Elsewhere in the capital, multi-storey buildings are springing up and newly-opened car dealerships compete to give the best prices for imported second-hand jeeps and pick-ups. We Somalilanders have built this country from the ruins, no-one has helped us," Somaliland's President, Dahir Riyale Kahin, told the BBC.

But the economy is still extremely fragile and poverty among Somaliland's population of 3.5 million is high.

Outside Hargeisa, at one of the many water points that dot the arid plain along the border with Ethiopia, Abdi Abdullahi waters his cattle.

"We are getting poorer, every year there is less grass for our livestock, and they produce less milk," he said.

Budgetary woes

More than half of Somaliland's population are nomadic pastoralists. The livestock sector, though, traditionally the backbone of the economy, can no longer support the growing population. Increasing numbers of destitute herders have arrived on the edge of cities like Hargeisa, swelling the numbers of urban unemployed which the government acknowledges are now worryingly high.

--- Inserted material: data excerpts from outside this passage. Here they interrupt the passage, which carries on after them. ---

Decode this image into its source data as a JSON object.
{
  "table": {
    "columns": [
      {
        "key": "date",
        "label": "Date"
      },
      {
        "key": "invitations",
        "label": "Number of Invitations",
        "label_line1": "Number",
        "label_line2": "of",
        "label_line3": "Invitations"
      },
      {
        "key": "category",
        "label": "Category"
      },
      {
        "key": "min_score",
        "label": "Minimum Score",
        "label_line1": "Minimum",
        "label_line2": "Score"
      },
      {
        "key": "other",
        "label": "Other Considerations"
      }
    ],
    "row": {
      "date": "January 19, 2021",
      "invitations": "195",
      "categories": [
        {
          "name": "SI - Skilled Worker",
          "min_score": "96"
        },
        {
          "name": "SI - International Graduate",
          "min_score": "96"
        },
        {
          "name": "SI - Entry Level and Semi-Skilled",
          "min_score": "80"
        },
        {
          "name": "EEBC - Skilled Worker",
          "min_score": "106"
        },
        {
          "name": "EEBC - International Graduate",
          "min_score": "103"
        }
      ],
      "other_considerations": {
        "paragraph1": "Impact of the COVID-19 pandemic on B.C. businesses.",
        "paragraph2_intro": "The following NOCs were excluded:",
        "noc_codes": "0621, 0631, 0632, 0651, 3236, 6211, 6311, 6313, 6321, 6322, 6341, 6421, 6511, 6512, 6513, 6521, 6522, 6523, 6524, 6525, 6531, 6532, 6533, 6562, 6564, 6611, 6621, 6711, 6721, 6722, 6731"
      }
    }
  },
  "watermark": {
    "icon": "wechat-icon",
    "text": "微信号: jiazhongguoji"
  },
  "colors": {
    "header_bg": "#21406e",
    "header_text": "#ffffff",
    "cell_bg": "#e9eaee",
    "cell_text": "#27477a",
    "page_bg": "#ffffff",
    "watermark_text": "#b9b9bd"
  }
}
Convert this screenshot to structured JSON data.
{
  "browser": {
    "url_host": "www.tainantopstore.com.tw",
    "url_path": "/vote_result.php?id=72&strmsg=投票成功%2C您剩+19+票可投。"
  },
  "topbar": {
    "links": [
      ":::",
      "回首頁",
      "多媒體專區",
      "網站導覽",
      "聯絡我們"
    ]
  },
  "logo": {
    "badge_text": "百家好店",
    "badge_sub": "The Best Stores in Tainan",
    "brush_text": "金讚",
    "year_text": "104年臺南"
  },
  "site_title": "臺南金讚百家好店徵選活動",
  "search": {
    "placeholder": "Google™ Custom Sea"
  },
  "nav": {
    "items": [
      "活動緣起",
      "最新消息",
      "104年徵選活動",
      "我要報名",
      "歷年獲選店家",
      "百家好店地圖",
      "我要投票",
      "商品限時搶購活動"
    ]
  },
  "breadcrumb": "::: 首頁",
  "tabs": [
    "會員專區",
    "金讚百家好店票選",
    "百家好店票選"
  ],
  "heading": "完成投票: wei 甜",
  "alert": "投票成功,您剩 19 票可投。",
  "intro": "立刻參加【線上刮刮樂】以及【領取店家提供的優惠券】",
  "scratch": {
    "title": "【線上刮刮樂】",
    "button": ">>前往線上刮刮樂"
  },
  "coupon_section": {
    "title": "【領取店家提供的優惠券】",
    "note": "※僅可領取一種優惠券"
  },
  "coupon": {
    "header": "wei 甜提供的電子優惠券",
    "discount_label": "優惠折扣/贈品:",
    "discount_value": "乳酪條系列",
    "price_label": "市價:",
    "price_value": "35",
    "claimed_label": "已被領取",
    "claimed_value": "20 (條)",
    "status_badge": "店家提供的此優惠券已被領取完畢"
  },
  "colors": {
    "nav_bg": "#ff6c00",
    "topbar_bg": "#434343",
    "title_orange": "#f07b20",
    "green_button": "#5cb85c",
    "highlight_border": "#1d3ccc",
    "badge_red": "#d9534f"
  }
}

A ban on importing livestock by Saudi Arabia, imposed in 1998 after claims Somali livestock was infected with disease, has had a crippling effect on both the rural and urban economies.

"Sixty per cent of our foreign currency was earned from the export of livestock to Saudi Arabia. Since the ban, the government has found it very difficult to make both ends of the budget meet," said Hussein Ali Duale, Somaliland's Minister of Finance.

Relying on remittances

Many families now survive on remittances from relatives who fled to Europe and North America during the civil war. The government estimates that the diaspora send back US $300m to Somaliland every year.

But remittances can provide only a short-term safety net.

"In the coming 15 to 20 years, most remittances will stop," said Mr Duale. He believes that the next generation among the diaspora will have looser ties to their homeland.

"A young boy of 18 will ask 'Why should I send money to Somaliland?"

This means the economy urgently needs to diversify. And that requires massive investment in sectors like infrastructure and education.

But Somaliland's unresolved international status means it cannot access funds, from either private or public sources, on the scale required. The obstacle is that some companies say they cannot take their assets to a country with no international recognition, even if the country is peaceful," said Mr Duale.

And although Somaliland does currently receive a modest amount of external aid, it has no access to World Bank or IMF funds, or to bilateral budget support.

Poison pill

But some Somalilanders believe additional aid, if it is channelled through the state, may be a doubled-edged sword."It will kill the patient, it's a poison pill," said Hussein Bulhan of Somaliland's Institute for Development Solutions.

"It will aggravate problems, there will be more struggles within the ruling elite. To a large extent what pushed tyranny in Somalia, and finally brought the collapse of the Siad Barre regime, was internal struggle over who will have what."

Hussein Bulhan believes restrictions up to now on the level of external assistance have forced local solutions to problems.

"That is part of why we had to create and to think and to improvise. These experts that come tend to make people uncreative. In Somaliland, people had to do it on their own," he says.

"Help should be received from the outside world, but the initiative has been taken and that should not be destroyed."

The challenge now for Somaliland is not just attracting large inflows of external resources - but attracting them under the right terms.